Ces hommes et ces femmes vivent dans le peu ; au-delà de ces existences particulières, les films de Hue s’attardent sur les détails qui leur tiennent compagnie : des flaques d’eau où la lumière se sculpte, des verres de lunettes collectionnés pour remplacer un œil mort ; des animaux, surtout, omniprésents, apportant la douceur que les hommes n’ont pas, dont le silence semble suspendre le jugement. Certains plans, ou les animaux souvent sont là, enroulent la douceur et la violence : un goéland qui s’éloigne d’une pastèque défoncée sur un rivage, dans une lumière matinale ; une « dame blanche » qui se lave dans une bassine verte, laquelle rappelle le calme du Tub de Degas.

En dépit de leurs sujets, les films de Jean-Charles Hue sont très loin du naturalisme. Ils tirent au contraire du côté d’un certain fantastique de proximité, à la fois formellement, à travers des lumières posées sur les visages comme des halo divins, des lueurs phosphorescentes nimbant les animaux – les chiens blancs de Dorkel, dans la nuit picarde – et parce que, imprégnés par les croyances de ceux qu’il filme, l’ombre d’un dieu sauveur y est omniprésente, tant au ras des caravanes, dans les messes évangéliques des Yéniches que dans les chambres chaotiques des zombies de la Zona Norte, dans les voix des mariachis qui chantent sa gloire : là où ses effets sont tragiquement absents, le Christ rédempteur a des airs de figure fantastique.

On retiendra un court-métrage, Emiliano, dans la série mexicaine : d’abord, on frémit à écouter ce vieux mariachi déblatérer des horreurs sur la généalogie des monstres (« du sang pourri »).
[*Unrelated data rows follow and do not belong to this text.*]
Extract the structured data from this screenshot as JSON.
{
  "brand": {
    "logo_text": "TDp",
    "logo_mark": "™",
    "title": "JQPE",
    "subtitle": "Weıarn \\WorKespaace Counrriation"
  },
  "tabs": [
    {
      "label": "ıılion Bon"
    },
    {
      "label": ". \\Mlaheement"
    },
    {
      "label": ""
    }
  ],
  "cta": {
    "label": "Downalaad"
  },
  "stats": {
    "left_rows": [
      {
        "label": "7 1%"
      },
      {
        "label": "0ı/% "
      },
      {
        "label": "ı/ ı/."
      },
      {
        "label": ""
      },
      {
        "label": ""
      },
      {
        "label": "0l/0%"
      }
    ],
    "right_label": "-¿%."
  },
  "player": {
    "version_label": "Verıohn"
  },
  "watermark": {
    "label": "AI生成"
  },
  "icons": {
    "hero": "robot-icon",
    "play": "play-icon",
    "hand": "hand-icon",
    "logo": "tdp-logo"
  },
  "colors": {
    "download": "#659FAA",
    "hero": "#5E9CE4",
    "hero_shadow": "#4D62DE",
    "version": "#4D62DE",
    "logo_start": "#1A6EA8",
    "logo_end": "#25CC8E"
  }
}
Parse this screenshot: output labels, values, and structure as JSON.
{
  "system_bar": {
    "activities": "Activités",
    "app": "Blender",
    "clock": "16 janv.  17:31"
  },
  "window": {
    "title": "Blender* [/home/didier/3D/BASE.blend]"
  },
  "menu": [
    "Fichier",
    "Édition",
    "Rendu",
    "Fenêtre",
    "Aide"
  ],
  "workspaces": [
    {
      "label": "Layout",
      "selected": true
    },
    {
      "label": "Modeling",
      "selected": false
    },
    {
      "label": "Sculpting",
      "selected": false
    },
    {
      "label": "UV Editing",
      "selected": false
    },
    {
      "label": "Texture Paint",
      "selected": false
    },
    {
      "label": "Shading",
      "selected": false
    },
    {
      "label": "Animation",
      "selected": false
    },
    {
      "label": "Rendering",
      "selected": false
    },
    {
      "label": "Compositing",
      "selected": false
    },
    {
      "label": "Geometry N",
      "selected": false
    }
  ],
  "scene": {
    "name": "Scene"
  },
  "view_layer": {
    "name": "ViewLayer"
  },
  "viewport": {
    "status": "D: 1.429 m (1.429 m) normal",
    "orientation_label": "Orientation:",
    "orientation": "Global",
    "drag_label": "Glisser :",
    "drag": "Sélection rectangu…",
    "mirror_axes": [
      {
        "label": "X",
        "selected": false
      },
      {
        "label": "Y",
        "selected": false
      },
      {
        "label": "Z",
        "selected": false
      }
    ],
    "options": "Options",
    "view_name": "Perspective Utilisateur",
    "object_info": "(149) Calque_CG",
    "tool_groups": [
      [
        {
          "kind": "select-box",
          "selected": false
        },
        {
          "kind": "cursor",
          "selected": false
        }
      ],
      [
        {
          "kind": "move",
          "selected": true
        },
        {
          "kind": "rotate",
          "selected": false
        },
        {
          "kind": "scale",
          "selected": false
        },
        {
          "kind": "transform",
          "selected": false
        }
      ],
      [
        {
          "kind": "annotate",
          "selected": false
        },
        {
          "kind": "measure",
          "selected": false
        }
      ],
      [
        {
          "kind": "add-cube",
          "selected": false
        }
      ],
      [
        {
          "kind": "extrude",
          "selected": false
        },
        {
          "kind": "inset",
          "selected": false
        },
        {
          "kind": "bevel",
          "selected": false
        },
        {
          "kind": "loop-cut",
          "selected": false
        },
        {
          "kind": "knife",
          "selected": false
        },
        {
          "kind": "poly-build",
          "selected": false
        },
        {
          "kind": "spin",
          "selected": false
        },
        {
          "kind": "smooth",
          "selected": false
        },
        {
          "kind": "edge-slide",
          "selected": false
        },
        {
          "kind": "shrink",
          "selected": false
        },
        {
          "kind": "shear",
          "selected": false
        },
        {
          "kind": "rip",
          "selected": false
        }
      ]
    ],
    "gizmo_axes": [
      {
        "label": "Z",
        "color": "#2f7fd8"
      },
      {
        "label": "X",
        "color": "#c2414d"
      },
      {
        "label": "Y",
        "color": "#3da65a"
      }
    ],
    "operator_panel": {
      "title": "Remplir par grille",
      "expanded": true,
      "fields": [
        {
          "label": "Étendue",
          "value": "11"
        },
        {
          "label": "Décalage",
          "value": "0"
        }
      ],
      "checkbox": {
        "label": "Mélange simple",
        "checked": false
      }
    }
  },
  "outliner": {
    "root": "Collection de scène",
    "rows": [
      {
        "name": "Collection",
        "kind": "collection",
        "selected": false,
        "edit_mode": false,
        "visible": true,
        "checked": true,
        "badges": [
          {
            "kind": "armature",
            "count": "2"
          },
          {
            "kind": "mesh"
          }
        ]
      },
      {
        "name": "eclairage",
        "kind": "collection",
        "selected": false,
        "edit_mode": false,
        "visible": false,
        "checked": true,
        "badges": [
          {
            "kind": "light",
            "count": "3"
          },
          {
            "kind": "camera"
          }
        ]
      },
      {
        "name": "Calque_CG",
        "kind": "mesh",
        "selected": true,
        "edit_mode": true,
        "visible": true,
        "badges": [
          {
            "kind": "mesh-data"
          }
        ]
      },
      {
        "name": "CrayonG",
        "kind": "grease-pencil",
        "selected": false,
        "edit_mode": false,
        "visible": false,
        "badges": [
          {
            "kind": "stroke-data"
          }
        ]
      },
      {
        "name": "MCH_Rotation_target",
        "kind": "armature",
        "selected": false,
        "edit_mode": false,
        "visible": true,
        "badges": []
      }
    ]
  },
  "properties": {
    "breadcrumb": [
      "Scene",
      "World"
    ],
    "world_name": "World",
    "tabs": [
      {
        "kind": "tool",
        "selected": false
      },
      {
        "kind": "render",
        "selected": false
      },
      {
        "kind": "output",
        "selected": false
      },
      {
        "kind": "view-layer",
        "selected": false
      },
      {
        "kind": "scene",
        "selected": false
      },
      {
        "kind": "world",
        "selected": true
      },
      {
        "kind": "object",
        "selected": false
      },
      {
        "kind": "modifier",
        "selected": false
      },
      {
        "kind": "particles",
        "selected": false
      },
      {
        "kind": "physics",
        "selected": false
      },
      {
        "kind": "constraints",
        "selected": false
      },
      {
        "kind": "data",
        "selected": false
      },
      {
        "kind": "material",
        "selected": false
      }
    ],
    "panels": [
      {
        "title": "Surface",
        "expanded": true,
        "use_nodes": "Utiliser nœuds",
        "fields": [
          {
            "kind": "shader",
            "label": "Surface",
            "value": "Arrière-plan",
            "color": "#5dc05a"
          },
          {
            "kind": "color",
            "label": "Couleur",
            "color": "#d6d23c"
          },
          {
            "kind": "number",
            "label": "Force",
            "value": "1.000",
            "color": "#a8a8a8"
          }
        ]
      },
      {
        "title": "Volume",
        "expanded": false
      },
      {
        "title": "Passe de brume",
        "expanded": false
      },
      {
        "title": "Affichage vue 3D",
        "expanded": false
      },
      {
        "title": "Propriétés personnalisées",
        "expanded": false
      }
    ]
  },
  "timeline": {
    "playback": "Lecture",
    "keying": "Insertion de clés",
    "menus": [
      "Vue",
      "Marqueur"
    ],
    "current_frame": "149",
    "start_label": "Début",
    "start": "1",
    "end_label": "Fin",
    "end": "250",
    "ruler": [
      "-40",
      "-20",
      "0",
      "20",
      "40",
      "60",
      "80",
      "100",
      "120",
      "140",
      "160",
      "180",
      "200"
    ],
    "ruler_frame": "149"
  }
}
Puis soudain, comme un fragment de bon sens dans le délire, un éclat de vérité dans la boue, sa réponse lumineuse à la question de ce qu’est « sa vérité » : « Se conformer à ce que je suis, ce que j’ai ». Il y a une force brutale dans les films de Hue, par laquelle on a accès direct, immédiat, à l’intimité de ceux qu’il filme, à leur confession désarmante. La beauté de ces films, c’est qu’on y voit le lien qui leur préexiste. On les regarde comme de l’écume, conscient de ce qui les sous-tend – des relations profondes, fidèles, que noue Hue avec ceux qu’il filme.

Rétrospective Jean-Charles Hue au Festival du Cinéma du réel, du 22 au 31 Mars 2024, à Paris.